Sometimes I still feel like a little kid; other times, it seems like I had to grow up way too fast. Part of me doesn’t want to let go of the girl inside; the other part wants to be all woman. I feel like I don’t know who I am anymore. Or where I belong. The world expects one thing, my family asks another, my heart wants something else. I am a piece of wood, adrift at sea, just waiting to see what shore I wash up on. If I don’t find a rudder soon, will it be too late? Will I lose the chance to determine my own destiny, chart my own course? I’m sailing in uncharted waters; there is no map to show me the way.
It’s not so much that I don’t know where I want to go. I do have a final destination in mind, generally speaking, but I don’t know how to get there from here. And, then too, there is just a breath of hesitation in the back of my mind. A hint of doubt whether that is really where I want to be. Part of the problem is that I want to do it all. I want to travel the world, footloose and fancy-free; but I also want to settle down and raise a family. I want to write as a career, but I love working in construction. And a little part of me wants to go back to college and follow where that may lead.
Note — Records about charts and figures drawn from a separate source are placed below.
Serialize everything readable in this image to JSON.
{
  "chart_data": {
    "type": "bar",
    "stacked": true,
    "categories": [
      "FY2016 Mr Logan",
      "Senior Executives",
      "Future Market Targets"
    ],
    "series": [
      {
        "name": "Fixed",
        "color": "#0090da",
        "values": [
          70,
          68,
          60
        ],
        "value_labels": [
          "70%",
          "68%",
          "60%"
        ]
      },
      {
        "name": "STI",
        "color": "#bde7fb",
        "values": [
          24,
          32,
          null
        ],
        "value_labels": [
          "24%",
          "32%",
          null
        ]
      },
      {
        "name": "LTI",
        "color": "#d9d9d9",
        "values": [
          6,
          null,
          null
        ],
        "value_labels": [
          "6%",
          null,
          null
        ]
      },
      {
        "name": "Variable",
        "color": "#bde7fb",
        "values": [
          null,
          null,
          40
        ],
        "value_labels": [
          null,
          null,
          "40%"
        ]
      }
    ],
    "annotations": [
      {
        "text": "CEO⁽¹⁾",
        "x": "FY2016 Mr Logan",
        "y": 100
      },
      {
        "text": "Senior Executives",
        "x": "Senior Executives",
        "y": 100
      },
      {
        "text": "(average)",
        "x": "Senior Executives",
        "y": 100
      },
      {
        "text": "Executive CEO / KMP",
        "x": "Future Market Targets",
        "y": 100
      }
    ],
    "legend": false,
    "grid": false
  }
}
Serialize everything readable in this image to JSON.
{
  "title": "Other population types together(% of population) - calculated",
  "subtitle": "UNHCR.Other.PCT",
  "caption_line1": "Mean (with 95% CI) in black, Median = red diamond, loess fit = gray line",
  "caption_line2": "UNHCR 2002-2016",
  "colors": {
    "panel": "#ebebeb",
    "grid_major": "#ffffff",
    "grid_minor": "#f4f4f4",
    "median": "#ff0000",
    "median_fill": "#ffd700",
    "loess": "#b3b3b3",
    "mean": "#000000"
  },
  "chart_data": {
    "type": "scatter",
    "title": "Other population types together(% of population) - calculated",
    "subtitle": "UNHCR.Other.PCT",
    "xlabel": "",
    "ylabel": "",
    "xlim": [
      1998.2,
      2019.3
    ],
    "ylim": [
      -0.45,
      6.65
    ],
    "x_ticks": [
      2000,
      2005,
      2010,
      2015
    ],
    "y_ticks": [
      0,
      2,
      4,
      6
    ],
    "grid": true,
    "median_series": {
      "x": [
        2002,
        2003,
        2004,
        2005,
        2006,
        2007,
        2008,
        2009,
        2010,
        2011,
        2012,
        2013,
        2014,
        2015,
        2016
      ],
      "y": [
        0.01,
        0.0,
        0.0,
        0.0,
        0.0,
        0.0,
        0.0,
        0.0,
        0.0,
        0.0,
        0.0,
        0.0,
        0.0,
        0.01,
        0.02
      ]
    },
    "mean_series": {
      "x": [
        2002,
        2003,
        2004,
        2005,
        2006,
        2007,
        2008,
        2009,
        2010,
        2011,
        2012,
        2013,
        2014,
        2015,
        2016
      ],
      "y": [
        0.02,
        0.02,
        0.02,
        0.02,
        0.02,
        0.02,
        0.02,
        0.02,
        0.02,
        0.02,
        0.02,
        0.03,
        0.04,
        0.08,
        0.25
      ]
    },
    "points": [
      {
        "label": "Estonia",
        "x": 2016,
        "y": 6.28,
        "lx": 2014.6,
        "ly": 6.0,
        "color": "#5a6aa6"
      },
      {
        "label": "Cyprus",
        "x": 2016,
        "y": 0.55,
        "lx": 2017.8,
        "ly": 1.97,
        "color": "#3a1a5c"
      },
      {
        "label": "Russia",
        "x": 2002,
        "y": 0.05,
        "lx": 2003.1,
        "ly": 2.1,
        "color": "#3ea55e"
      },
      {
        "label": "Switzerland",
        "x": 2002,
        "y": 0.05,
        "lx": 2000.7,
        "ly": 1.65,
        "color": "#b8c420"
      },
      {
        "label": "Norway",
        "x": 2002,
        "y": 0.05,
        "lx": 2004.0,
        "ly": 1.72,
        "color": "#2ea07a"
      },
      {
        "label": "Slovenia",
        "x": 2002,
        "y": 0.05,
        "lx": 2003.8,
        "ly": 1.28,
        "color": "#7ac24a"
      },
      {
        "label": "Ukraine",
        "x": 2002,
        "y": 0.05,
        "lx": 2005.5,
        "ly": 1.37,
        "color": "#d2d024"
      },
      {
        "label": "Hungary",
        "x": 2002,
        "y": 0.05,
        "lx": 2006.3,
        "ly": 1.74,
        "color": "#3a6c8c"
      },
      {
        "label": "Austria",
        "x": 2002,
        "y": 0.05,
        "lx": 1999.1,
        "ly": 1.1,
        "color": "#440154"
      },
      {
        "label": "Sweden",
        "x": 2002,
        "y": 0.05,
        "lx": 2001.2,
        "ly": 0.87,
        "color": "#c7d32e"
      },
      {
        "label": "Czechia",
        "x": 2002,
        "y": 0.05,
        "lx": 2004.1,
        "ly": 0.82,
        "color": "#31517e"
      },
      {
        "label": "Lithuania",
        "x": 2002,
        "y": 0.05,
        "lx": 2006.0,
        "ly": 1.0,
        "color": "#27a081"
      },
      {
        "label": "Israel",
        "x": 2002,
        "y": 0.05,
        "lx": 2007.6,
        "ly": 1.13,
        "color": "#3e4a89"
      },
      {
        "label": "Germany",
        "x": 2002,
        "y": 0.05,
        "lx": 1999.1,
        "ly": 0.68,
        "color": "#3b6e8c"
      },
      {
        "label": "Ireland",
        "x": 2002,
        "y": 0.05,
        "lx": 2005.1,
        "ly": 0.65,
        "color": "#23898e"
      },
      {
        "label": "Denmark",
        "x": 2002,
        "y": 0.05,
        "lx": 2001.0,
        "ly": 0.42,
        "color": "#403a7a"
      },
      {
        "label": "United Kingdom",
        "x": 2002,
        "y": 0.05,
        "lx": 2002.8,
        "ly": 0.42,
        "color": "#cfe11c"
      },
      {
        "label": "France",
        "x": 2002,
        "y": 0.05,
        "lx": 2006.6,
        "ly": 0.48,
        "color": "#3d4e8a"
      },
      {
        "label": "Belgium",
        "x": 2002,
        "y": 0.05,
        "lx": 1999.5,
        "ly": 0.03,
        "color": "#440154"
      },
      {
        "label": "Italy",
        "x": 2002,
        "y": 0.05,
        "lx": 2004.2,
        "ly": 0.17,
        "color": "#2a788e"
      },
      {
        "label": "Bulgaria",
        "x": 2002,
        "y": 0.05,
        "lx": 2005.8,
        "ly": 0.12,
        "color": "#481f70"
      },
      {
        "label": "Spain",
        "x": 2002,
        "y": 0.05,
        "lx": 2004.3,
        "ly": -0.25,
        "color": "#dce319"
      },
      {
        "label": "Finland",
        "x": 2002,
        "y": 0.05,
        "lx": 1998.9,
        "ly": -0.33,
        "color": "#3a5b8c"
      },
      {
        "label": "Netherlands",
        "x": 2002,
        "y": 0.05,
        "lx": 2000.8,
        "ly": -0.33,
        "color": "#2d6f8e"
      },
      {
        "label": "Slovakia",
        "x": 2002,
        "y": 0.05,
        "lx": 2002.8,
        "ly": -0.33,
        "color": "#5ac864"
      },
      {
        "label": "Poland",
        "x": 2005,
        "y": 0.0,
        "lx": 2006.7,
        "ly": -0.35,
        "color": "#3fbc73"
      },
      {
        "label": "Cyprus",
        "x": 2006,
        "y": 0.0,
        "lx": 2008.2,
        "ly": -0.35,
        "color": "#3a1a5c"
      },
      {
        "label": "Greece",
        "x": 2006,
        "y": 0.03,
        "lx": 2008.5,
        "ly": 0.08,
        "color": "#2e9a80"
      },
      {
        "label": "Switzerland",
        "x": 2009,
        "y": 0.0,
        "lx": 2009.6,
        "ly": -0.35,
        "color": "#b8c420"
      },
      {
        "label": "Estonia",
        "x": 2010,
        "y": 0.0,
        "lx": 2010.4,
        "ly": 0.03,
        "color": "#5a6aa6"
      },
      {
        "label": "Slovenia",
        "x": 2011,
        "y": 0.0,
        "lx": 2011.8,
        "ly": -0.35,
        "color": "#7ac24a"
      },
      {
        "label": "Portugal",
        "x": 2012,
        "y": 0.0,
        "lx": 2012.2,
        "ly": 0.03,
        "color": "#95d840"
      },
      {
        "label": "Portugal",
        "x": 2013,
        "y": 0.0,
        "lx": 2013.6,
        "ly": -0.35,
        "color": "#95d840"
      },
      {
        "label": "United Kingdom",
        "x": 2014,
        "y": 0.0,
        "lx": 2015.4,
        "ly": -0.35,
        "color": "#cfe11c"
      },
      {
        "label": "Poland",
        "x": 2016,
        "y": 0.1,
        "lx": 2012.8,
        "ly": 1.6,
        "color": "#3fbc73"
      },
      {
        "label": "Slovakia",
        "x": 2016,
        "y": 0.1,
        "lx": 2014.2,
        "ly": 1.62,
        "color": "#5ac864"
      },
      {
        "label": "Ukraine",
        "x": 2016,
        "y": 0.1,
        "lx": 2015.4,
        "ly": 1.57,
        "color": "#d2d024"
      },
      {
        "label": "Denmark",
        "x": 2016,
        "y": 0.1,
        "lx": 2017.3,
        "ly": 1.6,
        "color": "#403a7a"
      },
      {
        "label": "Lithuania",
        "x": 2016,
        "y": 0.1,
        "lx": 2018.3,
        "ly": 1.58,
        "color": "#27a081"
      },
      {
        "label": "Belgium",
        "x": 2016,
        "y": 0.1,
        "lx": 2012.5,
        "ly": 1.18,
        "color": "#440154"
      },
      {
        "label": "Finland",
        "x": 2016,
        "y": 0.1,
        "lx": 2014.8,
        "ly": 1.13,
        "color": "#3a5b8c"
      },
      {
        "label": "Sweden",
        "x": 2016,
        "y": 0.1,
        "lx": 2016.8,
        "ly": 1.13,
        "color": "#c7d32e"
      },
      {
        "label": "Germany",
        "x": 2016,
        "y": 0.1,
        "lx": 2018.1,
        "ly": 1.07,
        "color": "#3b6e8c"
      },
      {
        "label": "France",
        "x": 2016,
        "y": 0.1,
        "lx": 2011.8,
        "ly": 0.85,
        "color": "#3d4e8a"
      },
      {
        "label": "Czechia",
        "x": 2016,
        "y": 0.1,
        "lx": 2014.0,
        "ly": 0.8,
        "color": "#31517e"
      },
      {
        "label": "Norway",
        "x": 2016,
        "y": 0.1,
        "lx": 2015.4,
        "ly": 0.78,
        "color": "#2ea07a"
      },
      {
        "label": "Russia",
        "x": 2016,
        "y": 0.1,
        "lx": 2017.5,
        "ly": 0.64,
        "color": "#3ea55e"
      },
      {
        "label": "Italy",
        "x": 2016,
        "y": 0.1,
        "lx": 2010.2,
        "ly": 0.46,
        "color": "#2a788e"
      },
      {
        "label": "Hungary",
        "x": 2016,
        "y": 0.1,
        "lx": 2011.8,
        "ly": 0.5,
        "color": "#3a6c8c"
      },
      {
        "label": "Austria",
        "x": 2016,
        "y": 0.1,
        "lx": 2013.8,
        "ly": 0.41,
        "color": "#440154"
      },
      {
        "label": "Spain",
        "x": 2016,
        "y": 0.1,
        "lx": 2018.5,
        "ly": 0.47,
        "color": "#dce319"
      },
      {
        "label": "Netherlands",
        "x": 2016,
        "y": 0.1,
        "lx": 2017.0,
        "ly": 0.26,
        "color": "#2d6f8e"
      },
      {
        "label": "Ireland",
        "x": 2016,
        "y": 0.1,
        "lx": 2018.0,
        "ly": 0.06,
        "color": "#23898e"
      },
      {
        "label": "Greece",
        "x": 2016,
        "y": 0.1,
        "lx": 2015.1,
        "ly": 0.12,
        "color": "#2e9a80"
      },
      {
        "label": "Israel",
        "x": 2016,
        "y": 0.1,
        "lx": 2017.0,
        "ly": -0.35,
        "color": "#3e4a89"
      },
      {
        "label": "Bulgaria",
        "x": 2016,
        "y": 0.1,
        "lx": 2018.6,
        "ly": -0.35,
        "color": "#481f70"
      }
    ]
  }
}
The first step is making some decisions I guess. I’m old enough that I should probably have already done that and I guess I sorta have. It’s just the final commitment that’s lacking. So what then? Craft a plan to get from here to where I want to be of course. Ain’t nobody else gonna build my life for me. If I want something, I gotta go after it myself. Thankfully, I’m not scared of hard work. And once I set my mind to something, nothing’s gonna hold me back. And while I can’t complain about the life I have; it’s not the one I want. So I’m done wavering. I’m not a kid anymore, I can’t hide from life. I have to face it head-on and build my dreams on the foundation laid in my childhood. It’s strong and so am I. Uncharted waters are nothing more than an opportunity to draw my own map.